C’est une somme, absolument sans précédent, que nous livre France Brel, fille de Jacques, avec cet ouvrage de 632 pages qui rassemble non seulement toutes les chansons enregistrées de Jacques Brel, mais aussi un grand nombre de chansons et de textes jusqu’ici inédits.

Inutile de dire que ce livre où chaque texte, connu ou inédit, se trouve commenté, mis en situation, éclairé par de multiples citations n’est pas vraiment objectif. Ce n’est d’ailleurs ni son objet ni son propos. France fait preuve d’une vraie passion pour son père et son œuvre. Elle ne le cache pas et ne s’en cache pas. Ce n’est pas pour autant un panégyrique. C’est plutôt une mise en lumière.

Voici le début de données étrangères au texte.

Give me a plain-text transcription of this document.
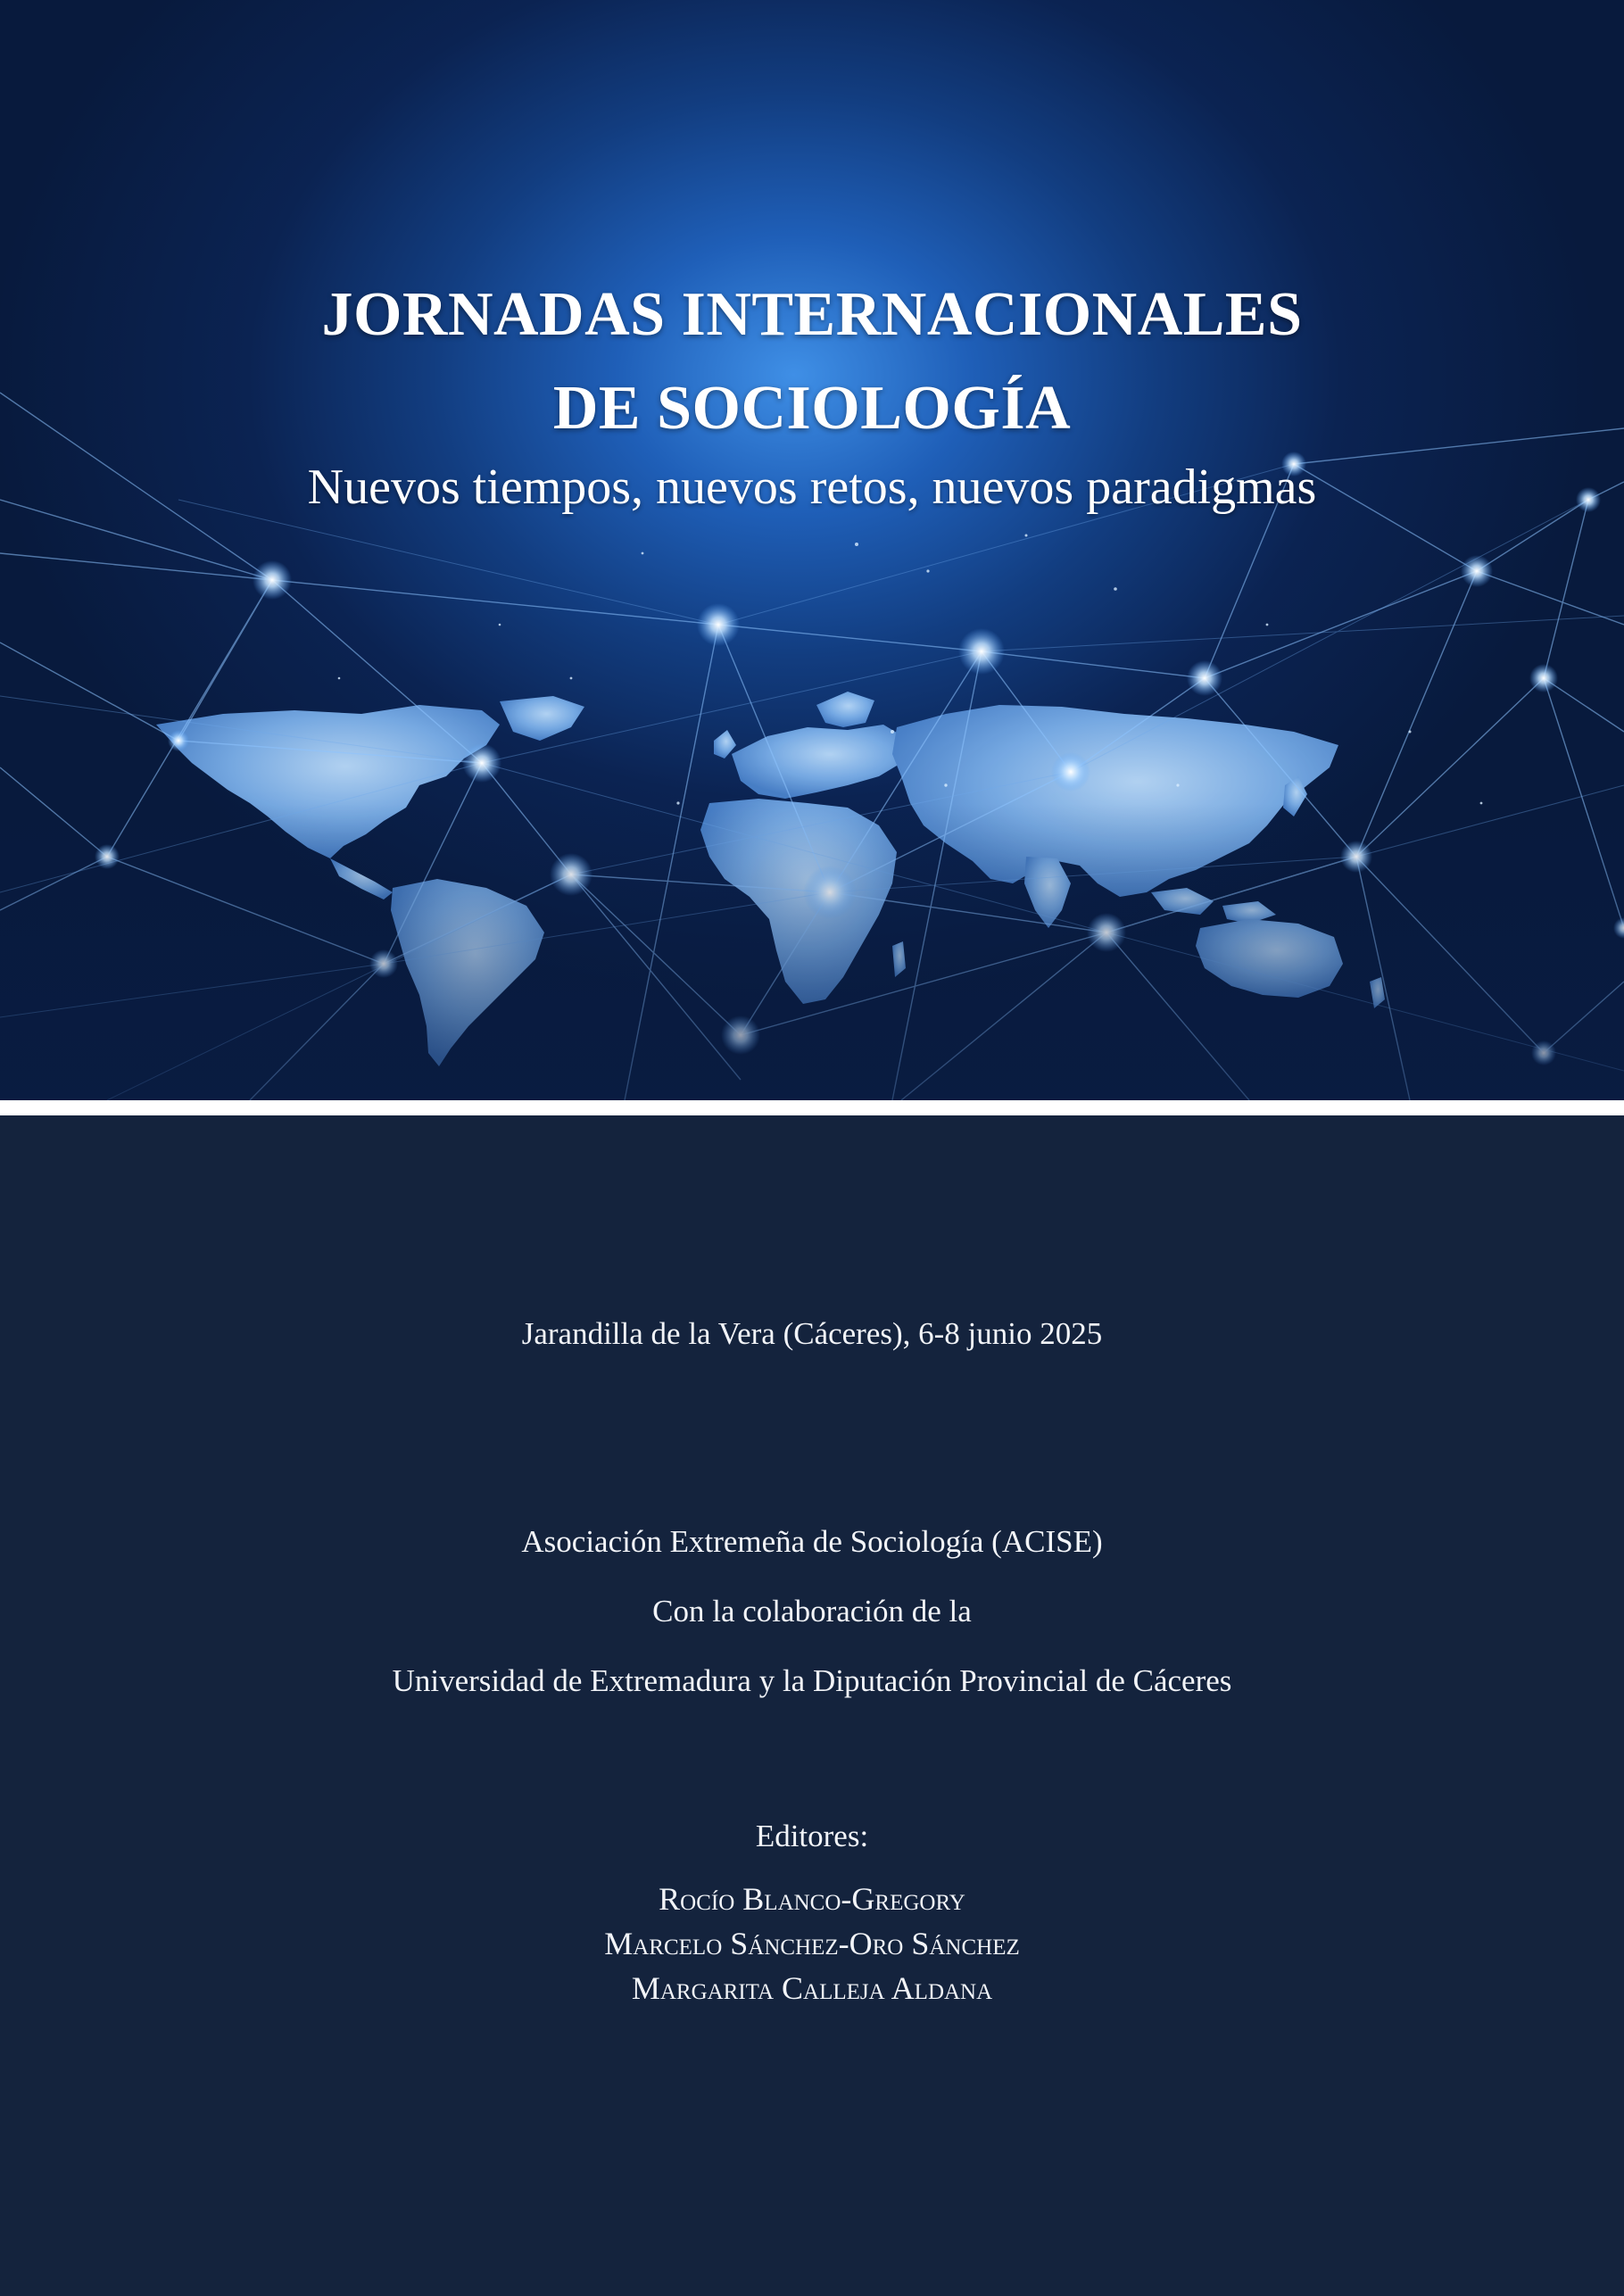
JORNADAS INTERNACIONALES
DE SOCIOLOGÍA
Nuevos tiempos, nuevos retos, nuevos paradigmas
Jarandilla de la Vera (Cáceres), 6-8 junio 2025
Asociación Extremeña de Sociología (ACISE)
Con la colaboración de la
Universidad de Extremadura y la Diputación Provincial de Cáceres
Editores:
Rocío Blanco-Gregory
Marcelo Sánchez-Oro Sánchez
Margarita Calleja Aldana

Tous ceux qui aiment Jacques Brel, cet éternel adolescent qui détestait ceux qu’il appelait « les adultes », cet aventurier qui voulait toujours « aller voir », ce chanteur qui s’épuisait dans des tournées sans fin qu’il sut cependant, à l’inverse de tant d’autres, arrêter net, ce créateur qui ne voulait pas se répéter, qui s’investit dans la comédie musicale, quitte à s’épuiser encore dans L’homme de la Mancha, qui se fit comédien, réalisateur de deux longs métrages, aviateur et navigateur, pour « aller voir » encore, toujours plus loin, ailleurs, – tous ceux, donc, qui aiment son œuvre, avec ses forces et ses faiblesses, ses grandeurs et ses excès, l’œuvre d’un homme qui était « frère de colère » et « frère de tendresse », tourneront avec plaisir les pages de ce gros livre qui décourage l’analyse, mais au sein duquel je suis tombé sur des trouvailles que j’énumérerai avec vous, si vous voulez bien me suivre dans ce voyage désordonné. J’en ai retenu trente-cinq. Il pourrait y en avoir bien davantage…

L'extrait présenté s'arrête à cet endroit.